More remains to be done.

Fed Must Act

If banks have been cautious in making loans and have raised lending standards, the negative economic effects can be offset by pushing down open-market interest rates further.

The Fed has been fairly active in that regard; evidence is the trend in the narrow money supply, M1, which grew at an annual rate of 7.25% in the first nine months of the year.

However, the Fed's actions have not been sufficiently strong to spread more broadly. M2 grew at an annual rate of only 2.5% in the same period.

It looks as though the overnight money-market rate - the federal funds rate - must be pushed down even closer to the underlying rate of inflation.

And if that did not increase domestic spending, the funds rate might have to be driven temporarily below the inflation rate.
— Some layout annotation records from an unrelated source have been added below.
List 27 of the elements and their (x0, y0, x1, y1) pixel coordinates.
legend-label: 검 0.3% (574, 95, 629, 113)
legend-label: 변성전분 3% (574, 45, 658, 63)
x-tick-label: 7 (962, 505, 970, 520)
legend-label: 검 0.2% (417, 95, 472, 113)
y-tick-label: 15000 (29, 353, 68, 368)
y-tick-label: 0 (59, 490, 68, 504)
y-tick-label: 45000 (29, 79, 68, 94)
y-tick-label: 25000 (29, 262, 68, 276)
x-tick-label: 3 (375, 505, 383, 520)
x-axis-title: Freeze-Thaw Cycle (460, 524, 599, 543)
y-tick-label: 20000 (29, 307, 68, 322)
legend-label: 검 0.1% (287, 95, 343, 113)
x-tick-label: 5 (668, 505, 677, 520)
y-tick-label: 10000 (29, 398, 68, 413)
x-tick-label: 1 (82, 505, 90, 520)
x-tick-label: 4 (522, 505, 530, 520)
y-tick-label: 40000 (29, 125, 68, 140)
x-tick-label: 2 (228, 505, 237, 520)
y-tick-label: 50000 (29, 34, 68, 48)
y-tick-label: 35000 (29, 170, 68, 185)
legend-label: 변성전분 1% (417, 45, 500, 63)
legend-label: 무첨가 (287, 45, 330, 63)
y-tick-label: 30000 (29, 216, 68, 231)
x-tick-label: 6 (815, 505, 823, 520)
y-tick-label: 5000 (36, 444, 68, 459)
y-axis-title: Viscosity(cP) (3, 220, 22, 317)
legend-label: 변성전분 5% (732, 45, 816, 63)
However, the acceleration of inflation in the 1970s when short rates were driven so low during recessions is an argument for caution.

A Necessary Risk

In general, the risk in all this is that our short-run need to enhance domestic spending will invite a longer-run problem.

Sooner or later, the economies in the rest of the world will again show real strength. Once that happens, U.S. net exports will stop deteriorating and improve markedly.

If that occurred while domestic spending was gathering momentum, inflationary pressures - which are not as weak as a superficial reading of the third-quarter GNP figure suggests - would reassert themselves.

Interest rates would rise. However, an aggressively easy Fed policy, which is probably necessary now, could well entail a need to let at least short interest rates rise at some point next year.